The only way this makes sense to me is as a metaphor for open individualism.
Open individualism
Open individualism is the metaphysical claim (so, a claim that cannot have a truth value) that there is only one subject, who is everyone at all times, in the past, present and future. The story that there is only soul that gets reincarnated into all lives is an open individualist story. The story that the universe was created as a playground by a bored lonely god to to play out conflict against herself is another one.
I have a confession: I like open individualism a lot. I wouldn’t it be seeing it in a random TV show and writing a review justifying this absurd reach if I didn’t. Open individualism just feels right to me. I don’t think I literally believe it’s true – and/or I don’t know what it would mean to believe it, since a metaphysical belief definitionally does not have physical implications, and I think beliefs are for dealing with the physical world.

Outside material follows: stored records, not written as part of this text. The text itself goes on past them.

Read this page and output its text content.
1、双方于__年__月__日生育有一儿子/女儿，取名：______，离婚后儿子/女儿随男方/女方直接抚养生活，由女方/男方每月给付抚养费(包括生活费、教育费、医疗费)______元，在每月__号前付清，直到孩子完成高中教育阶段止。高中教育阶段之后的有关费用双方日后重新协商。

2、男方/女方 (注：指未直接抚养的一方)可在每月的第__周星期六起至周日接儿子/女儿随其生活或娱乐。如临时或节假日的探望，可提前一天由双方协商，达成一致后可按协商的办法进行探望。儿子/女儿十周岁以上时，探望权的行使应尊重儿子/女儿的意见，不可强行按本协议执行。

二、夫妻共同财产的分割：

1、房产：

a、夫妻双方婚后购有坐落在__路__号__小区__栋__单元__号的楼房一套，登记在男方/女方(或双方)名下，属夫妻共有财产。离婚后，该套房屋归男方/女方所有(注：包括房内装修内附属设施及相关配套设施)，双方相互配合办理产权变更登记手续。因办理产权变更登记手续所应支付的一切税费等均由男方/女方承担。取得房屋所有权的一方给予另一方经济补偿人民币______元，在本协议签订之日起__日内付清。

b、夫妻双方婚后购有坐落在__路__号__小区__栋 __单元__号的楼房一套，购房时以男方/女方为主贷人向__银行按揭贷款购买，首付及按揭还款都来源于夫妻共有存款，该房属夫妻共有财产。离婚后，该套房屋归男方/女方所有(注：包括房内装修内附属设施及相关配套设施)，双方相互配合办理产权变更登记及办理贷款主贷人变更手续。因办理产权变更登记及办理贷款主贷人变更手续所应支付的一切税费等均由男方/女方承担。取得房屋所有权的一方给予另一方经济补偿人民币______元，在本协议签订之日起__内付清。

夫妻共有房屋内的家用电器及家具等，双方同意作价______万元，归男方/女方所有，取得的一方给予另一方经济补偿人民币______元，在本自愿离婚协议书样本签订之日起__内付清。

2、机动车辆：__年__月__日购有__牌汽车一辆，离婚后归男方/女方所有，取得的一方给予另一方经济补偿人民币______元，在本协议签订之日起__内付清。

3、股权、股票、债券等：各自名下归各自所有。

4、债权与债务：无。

But when I first heard about it I suddenly understood the moral draw some people feel to Christianity, which is a religion that has never stirred me. I’ve never felt attracted to the metaphysical belief in a Great Policeman Who Makes All The Consequences Once You’re Dead. My feelings mirror Frans de Waal’s:
I have heard people echo Dostoevsky’s Ivan Karamazov, exclaiming, “If there is no God, I am free to rape my neighbor!”

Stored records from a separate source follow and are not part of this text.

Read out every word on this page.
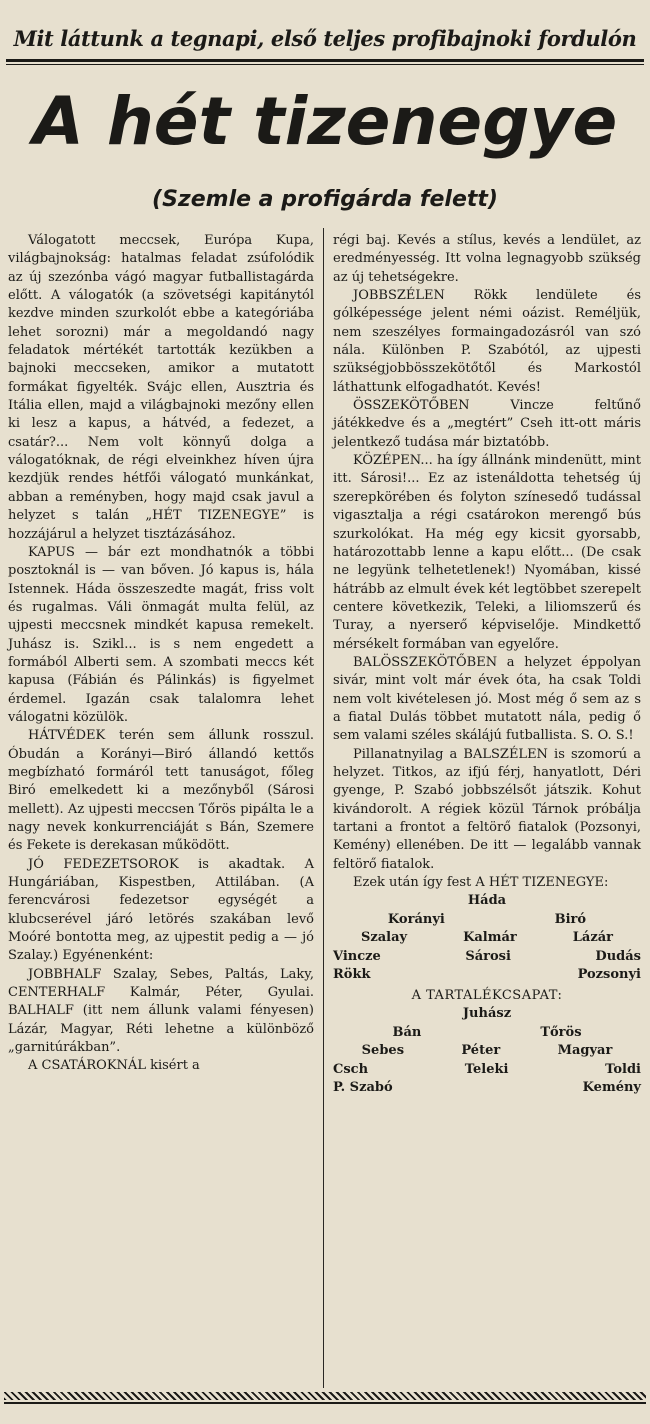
Mit láttunk a tegnapi, első teljes profibajnoki fordulón
A hét tizenegye
(Szemle a profigárda felett)

Válogatott meccsek, Európa Kupa, világbajnokság: hatalmas feladat zsúfolódik az új szezónba vágó magyar futballistagárda előtt. A válogatók (a szövetségi kapitánytól kezdve minden szurkolót ebbe a kategóriába lehet sorozni) már a megoldandó nagy feladatok mértékét tartották kezükben a bajnoki meccseken, amikor a mutatott formákat figyelték. Svájc ellen, Ausztria és Itália ellen, majd a világbajnoki mezőny ellen ki lesz a kapus, a hátvéd, a fedezet, a csatár?... Nem volt könnyű dolga a válogatóknak, de régi elveinkhez híven újra kezdjük rendes hétfői válogató munkánkat, abban a reményben, hogy majd csak javul a helyzet s talán „HÉT TIZENEGYE” is hozzájárul a helyzet tisztázásához.

KAPUS — bár ezt mondhatnók a többi posztoknál is — van bőven. Jó kapus is, hála Istennek. Háda összeszedte magát, friss volt és rugalmas. Váli önmagát multa felül, az ujpesti meccsnek mindkét kapusa remekelt. Juhász is. Szikl... is s nem engedett a formából Alberti sem. A szombati meccs két kapusa (Fábián és Pálinkás) is figyelmet érdemel. Igazán csak talalomra lehet válogatni közülök.

HÁTVÉDEK terén sem állunk rosszul. Óbudán a Korányi—Biró állandó kettős megbízható formáról tett tanuságot, főleg Biró emelkedett ki a mezőnyből (Sárosi mellett). Az ujpesti meccsen Tőrös pipálta le a nagy nevek konkurrenciáját s Bán, Szemere és Fekete is derekasan működött.

JÓ FEDEZETSOROK is akadtak. A Hungáriában, Kispestben, Attilában. (A ferencvárosi fedezetsor egységét a klubcserével járó letörés szakában levő Moóré bontotta meg, az ujpestit pedig a — jó Szalay.) Egyénenként:

JOBBHALF Szalay, Sebes, Paltás, Laky, CENTERHALF Kalmár, Péter, Gyulai. BALHALF (itt nem állunk valami fényesen) Lázár, Magyar, Réti lehetne a különböző „garnitúrákban”.

A CSATÁROKNÁL kisért a

régi baj. Kevés a stílus, kevés a lendület, az eredményesség. Itt volna legnagyobb szükség az új tehetségekre.

JOBBSZÉLEN Rökk lendülete és gólképessége jelent némi oázist. Reméljük, nem szeszélyes formaingadozásról van szó nála. Különben P. Szabótól, az ujpesti szükségjobbösszekötőtől és Markostól láthattunk elfogadhatót. Kevés!

ÖSSZEKÖTŐBEN Vincze feltűnő játékkedve és a „megtért” Cseh itt-ott máris jelentkező tudása már biztatóbb.

KÖZÉPEN... ha így állnánk mindenütt, mint itt. Sárosi!... Ez az istenáldotta tehetség új szerepkörében és folyton színesedő tudással vigasztalja a régi csatárokon merengő bús szurkolókat. Ha még egy kicsit gyorsabb, határozottabb lenne a kapu előtt... (De csak ne legyünk telhetetlenek!) Nyomában, kissé hátrább az elmult évek két legtöbbet szerepelt centere következik, Teleki, a liliomszerű és Turay, a nyerserő képviselője. Mindkettő mérsékelt formában van egyelőre.

BALÖSSZEKÖTŐBEN a helyzet éppolyan sivár, mint volt már évek óta, ha csak Toldi nem volt kivételesen jó. Most még ő sem az s a fiatal Dulás többet mutatott nála, pedig ő sem valami széles skálájú futballista. S. O. S.!

Pillanatnyilag a BALSZÉLEN is szomorú a helyzet. Titkos, az ifjú férj, hanyatlott, Déri gyenge, P. Szabó jobbszélsőt játszik. Kohut kivándorolt. A régiek közül Tárnok próbálja tartani a frontot a feltörő fiatalok (Pozsonyi, Kemény) ellenében. De itt — legalább vannak feltörő fiatalok.

Ezek után így fest A HÉT TIZENEGYE:

Háda
Korányi	Biró
Szalay	Kalmár	Lázár
Vincze	Sárosi	Dudás
Rökk	Pozsonyi

A TARTALÉKCSAPAT:

Juhász
Bán	Tőrös
Sebes	Péter	Magyar
Csch	Teleki	Toldi
P. Szabó	Kemény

Perhaps it’s just me, but I am wary of any persons whose belief system is the only thing standing between them and repulsive behavior. Why not assume that our humanity, including the self-control needed for a livable society, is built into us? Does anyone truly believe that our ancestors lacked social norms before they had religion? Did they never assist others in need, or complain about an unfair deal?
But in open individualism I found a metaphysical belief that sort of made my preexisting moral intuitions sort of snap into place, like it was something that was natural to be true for me to feel about the world as I did. It turns out I’m not so different from people who find it easier to be nice if they think some nondisprovable god is going to punish them after death if they aren’t nice: I find it easier to be nice if I think that in some nondisprovable way I am dealing with myself.

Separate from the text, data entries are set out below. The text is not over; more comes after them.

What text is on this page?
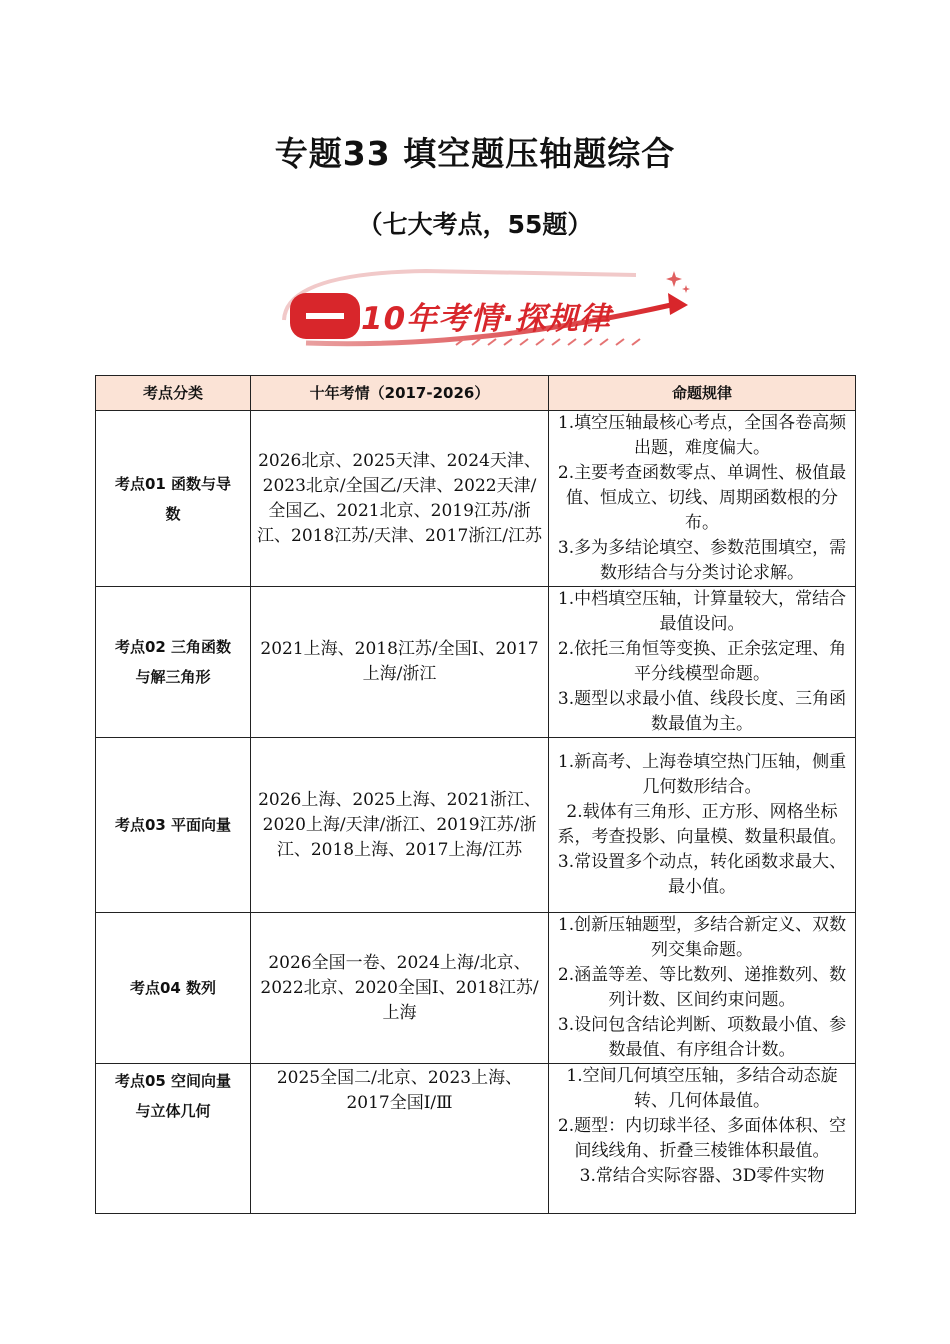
专题33 填空题压轴题综合
（七大考点，55题）
10年考情·探规律
考点分类	十年考情（2017-2026）	命题规律
考点01 函数与导数	2026北京、2025天津、2024天津、2023北京/全国乙/天津、2022天津/全国乙、2021北京、2019江苏/浙江、2018江苏/天津、2017浙江/江苏	1.填空压轴最核心考点，全国各卷高频出题，难度偏大。

2.主要考查函数零点、单调性、极值最值、恒成立、切线、周期函数根的分布。

3.多为多结论填空、参数范围填空，需数形结合与分类讨论求解。

考点02 三角函数与解三角形	2021上海、2018江苏/全国Ⅰ、2017上海/浙江	1.中档填空压轴，计算量较大，常结合最值设问。

2.依托三角恒等变换、正余弦定理、角平分线模型命题。

3.题型以求最小值、线段长度、三角函数最值为主。

考点03 平面向量	2026上海、2025上海、2021浙江、2020上海/天津/浙江、2019江苏/浙江、2018上海、2017上海/江苏	1.新高考、上海卷填空热门压轴，侧重几何数形结合。

2.载体有三角形、正方形、网格坐标系，考查投影、向量模、数量积最值。

3.常设置多个动点，转化函数求最大、最小值。

考点04 数列	2026全国一卷、2024上海/北京、2022北京、2020全国Ⅰ、2018江苏/上海	1.创新压轴题型，多结合新定义、双数列交集命题。

2.涵盖等差、等比数列、递推数列、数列计数、区间约束问题。

3.设问包含结论判断、项数最小值、参数最值、有序组合计数。

考点05 空间向量与立体几何	2025全国二/北京、2023上海、2017全国Ⅰ/Ⅲ	1.空间几何填空压轴，多结合动态旋转、几何体最值。

2.题型：内切球半径、多面体体积、空间线线角、折叠三棱锥体积最值。

3.常结合实际容器、3D零件实物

When I think of what kind of media one might end up generating about open individualism (even if it’s not overt), “there’s a new procedure that spins up a version of yourself, and for some reason everyone in-universe thinks that version is totally different and can be mistreated/exploited/ignored” would be one on-the-nose way to do it.
The show says:
“Isn’t it ridiculous/evil that the protagonists think that the person they want to offload their dirty work, or their public image, or their emotional problems to is a different person?”
And this is a less dumb, boring question once you take the open individualist lens.